Hemolytic Anemia Caused by the Destruction of Red Blood Cells in the Body
Hemolytic anemia is the condition in which the bone marrow in the body is not able to keep up with the production of red blood cells which are being prematurely destroyed by the body. Healthy red blood cells normally last between one hundred and one hundred and twenty days.
However, with hemolytic anemia these cells are destroyed at a much faster rate and the bone marrow simply can not produce these cells fast enough to replace them. There are several different types of hemolytic anemia which are classified by what is causing the destruction of red blood cells in the body.
Intrinsic and Extrinsic Factors of Hemolytic Anemia
Hemolytic anemia can be caused by either intrinsic or extrinsic factors. The intrinsic factor is when the red blood cells themselves are abnormal which is typically hereditary and seen at birth such as in cases of sickle cell anemia where these “sickle cells” only last ten to twenty days and the bone marrow can not replace them fast enough with new cells.

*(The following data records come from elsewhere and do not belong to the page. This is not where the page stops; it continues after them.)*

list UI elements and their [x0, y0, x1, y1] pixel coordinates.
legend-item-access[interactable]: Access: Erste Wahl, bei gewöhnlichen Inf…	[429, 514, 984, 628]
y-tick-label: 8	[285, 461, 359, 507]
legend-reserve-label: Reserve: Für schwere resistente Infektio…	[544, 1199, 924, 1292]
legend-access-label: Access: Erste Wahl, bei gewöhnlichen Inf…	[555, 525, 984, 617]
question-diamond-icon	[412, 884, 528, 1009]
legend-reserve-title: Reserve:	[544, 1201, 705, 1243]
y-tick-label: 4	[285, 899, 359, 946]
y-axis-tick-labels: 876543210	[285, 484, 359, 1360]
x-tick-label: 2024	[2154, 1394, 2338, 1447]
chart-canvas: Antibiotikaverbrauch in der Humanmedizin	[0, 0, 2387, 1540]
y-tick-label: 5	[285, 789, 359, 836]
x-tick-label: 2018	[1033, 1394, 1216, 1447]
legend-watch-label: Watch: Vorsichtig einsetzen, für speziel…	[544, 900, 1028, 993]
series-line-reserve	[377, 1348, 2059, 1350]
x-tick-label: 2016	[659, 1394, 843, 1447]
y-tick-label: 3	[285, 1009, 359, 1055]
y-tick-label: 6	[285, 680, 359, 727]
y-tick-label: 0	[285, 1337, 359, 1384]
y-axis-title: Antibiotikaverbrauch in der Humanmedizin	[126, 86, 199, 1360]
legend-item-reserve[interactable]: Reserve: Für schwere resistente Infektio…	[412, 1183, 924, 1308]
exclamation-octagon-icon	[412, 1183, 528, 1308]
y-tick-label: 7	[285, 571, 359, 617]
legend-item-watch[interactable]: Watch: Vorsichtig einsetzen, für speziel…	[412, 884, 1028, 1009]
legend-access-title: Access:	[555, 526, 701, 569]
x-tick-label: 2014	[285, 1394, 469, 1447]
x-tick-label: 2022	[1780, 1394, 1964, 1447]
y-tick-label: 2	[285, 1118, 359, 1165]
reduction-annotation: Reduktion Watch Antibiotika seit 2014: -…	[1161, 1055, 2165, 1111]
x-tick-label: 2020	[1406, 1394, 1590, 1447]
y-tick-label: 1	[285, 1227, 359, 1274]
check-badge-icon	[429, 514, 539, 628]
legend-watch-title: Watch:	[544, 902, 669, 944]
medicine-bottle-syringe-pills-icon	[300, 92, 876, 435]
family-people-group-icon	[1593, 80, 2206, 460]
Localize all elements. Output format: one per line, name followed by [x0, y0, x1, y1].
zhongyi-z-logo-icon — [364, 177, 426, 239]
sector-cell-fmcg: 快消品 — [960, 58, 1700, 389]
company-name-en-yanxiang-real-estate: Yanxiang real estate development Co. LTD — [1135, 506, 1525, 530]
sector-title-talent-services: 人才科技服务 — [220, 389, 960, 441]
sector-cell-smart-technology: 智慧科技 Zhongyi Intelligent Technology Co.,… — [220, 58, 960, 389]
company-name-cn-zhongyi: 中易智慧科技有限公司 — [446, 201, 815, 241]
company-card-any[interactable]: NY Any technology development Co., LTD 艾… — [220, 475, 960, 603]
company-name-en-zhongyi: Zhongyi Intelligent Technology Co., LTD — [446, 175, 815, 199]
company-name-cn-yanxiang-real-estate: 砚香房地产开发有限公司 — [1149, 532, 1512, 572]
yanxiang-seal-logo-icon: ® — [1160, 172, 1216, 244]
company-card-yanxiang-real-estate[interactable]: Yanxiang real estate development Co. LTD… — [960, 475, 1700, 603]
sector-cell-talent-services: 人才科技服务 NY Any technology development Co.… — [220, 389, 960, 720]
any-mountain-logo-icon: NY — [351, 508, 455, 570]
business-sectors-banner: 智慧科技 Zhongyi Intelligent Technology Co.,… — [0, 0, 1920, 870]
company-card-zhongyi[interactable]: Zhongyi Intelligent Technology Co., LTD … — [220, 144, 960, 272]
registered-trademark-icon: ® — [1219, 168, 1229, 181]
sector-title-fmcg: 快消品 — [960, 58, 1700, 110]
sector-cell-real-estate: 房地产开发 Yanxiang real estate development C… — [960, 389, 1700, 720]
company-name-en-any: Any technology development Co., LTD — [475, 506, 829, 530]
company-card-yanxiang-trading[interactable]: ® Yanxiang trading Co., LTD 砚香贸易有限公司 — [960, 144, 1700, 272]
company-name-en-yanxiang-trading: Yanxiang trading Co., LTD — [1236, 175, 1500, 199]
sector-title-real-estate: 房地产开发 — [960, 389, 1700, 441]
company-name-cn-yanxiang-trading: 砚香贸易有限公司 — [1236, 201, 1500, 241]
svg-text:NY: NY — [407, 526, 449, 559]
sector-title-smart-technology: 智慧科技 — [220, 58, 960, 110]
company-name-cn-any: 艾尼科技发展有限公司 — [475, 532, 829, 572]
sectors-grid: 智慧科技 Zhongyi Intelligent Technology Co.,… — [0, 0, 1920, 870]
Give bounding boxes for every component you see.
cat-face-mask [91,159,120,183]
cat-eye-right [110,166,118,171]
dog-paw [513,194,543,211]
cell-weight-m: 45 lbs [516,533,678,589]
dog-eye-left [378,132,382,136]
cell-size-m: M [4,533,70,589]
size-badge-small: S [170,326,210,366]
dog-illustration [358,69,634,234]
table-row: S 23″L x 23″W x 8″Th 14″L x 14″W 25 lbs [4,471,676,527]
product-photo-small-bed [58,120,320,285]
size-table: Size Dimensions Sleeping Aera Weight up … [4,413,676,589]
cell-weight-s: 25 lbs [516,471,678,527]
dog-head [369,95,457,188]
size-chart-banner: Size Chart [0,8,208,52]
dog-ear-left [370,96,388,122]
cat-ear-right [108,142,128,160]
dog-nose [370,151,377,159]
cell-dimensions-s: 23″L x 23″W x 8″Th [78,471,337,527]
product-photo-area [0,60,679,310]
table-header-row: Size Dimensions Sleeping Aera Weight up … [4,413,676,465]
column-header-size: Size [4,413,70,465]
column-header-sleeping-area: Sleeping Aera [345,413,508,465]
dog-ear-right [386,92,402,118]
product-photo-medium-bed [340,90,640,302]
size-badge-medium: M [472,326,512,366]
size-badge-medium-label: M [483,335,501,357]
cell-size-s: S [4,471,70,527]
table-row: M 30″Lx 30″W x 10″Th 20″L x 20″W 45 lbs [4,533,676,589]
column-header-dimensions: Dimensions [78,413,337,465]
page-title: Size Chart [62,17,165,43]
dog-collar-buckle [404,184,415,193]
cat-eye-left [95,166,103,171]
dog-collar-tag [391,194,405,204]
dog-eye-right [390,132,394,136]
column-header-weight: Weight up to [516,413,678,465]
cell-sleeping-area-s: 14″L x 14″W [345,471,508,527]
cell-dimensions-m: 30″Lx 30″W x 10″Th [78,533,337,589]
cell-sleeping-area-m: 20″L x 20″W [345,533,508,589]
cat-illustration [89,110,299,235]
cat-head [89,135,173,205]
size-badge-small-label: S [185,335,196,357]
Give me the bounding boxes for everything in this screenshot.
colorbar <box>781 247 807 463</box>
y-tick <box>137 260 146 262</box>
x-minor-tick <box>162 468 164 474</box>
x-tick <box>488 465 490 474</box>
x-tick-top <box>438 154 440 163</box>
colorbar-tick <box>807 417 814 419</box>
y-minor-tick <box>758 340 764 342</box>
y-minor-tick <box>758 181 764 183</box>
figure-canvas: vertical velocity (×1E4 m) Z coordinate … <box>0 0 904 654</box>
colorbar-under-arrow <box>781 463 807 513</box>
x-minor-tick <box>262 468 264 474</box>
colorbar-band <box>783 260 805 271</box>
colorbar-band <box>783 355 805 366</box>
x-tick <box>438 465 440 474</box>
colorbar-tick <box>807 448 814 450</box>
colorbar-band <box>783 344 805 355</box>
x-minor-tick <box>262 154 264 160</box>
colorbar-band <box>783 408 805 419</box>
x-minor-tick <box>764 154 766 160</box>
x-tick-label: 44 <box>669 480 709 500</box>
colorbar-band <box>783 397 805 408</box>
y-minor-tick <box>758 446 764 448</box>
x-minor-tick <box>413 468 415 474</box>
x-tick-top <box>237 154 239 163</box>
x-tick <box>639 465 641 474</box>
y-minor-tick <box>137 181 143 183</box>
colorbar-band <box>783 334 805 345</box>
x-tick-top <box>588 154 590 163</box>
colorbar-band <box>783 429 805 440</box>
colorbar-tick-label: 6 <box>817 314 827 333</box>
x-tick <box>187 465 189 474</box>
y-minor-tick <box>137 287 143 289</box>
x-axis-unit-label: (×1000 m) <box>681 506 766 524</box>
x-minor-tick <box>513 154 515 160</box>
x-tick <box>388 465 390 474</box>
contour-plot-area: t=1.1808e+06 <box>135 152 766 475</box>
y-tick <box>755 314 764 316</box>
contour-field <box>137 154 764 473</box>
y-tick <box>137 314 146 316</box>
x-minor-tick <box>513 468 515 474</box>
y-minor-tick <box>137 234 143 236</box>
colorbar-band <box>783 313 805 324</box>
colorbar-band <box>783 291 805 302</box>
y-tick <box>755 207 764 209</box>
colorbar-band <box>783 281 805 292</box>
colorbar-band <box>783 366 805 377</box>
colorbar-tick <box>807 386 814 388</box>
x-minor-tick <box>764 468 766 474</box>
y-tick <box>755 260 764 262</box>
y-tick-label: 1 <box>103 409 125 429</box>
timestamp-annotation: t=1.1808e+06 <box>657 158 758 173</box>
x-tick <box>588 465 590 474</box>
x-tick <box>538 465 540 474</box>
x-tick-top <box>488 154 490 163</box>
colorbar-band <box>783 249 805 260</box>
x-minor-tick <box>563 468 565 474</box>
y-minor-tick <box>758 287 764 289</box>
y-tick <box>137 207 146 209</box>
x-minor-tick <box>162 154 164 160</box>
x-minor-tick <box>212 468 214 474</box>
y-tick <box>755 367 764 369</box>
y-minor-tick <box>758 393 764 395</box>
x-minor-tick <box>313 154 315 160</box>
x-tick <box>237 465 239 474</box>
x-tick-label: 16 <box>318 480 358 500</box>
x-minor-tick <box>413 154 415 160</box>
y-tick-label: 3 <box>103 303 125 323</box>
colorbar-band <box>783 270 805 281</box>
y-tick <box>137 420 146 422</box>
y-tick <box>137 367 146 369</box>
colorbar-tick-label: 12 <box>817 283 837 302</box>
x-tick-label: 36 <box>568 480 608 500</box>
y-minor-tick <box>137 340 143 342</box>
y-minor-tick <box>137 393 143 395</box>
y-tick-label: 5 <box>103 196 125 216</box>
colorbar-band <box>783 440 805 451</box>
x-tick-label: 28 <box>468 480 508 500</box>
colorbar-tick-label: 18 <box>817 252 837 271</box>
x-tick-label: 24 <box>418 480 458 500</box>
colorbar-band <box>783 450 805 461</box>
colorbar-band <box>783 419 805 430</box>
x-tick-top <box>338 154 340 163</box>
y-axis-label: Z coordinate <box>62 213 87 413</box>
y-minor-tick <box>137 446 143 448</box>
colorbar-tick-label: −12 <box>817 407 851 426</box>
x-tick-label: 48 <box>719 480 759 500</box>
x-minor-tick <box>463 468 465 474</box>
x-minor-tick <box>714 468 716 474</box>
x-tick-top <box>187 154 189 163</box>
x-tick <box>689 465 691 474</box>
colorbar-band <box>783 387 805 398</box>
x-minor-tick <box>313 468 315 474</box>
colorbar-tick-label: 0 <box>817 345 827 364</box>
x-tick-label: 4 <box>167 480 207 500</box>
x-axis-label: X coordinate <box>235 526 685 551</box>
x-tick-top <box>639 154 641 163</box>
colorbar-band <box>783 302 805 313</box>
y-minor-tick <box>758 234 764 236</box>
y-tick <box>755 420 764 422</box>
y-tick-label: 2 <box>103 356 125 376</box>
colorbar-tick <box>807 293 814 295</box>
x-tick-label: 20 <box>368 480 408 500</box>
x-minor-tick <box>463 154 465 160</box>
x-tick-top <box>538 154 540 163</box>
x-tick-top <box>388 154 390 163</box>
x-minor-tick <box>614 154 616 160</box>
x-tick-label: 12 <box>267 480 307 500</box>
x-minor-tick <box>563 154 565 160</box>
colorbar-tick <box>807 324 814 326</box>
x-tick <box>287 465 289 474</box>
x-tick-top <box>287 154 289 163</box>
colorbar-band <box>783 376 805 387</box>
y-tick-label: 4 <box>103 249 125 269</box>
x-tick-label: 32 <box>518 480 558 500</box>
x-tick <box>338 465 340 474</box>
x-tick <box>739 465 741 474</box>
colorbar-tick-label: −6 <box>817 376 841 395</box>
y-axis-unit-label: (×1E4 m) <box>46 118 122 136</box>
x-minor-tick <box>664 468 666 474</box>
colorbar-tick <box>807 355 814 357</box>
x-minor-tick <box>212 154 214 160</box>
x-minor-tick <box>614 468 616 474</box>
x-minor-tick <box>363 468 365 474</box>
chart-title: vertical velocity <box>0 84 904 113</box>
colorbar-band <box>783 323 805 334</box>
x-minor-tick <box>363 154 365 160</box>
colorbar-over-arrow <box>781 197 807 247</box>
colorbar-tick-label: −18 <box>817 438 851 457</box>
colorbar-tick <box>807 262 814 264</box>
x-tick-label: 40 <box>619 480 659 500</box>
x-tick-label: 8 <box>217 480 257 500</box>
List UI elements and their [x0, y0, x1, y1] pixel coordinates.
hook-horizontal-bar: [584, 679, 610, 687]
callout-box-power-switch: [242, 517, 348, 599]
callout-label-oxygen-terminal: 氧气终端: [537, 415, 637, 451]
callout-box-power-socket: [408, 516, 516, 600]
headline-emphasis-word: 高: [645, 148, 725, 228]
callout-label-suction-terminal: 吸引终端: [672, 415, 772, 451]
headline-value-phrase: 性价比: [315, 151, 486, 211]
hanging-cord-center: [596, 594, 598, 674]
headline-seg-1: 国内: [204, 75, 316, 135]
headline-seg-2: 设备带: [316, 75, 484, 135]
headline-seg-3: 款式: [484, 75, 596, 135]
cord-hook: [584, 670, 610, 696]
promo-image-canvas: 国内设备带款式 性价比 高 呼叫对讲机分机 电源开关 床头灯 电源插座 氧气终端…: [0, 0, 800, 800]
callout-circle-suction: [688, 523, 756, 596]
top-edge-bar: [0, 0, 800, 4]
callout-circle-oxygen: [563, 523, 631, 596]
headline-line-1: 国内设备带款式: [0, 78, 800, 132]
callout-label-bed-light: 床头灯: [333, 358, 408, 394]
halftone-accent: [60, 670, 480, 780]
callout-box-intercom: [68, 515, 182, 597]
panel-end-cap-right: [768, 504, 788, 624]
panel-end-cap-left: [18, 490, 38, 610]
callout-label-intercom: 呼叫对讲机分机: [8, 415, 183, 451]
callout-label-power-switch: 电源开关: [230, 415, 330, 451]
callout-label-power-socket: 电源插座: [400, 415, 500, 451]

Extrinsic factors are factors outside of the cells which cause them to be destroyed such as certain virus’s including malaria and black-water fever, medications-which is known as drug induced hemolytic anemia-, an abnormal immune system response, or blood clots.
Treatment of Hemolytic Anemia
Treatment of this type of anemia varies widely depending upon which type the individual has. Treatments may include trying to control the cause of the anemia, medications to increase the red blood cell count, or trying to reduce the rate in which the cells are being destroyed.
In mild cases this condition may need no treatment at all as long as the red blood cell count remains stable. In more severe cases blood transfusions or a “blood and marrow stem cell transplant” may be required.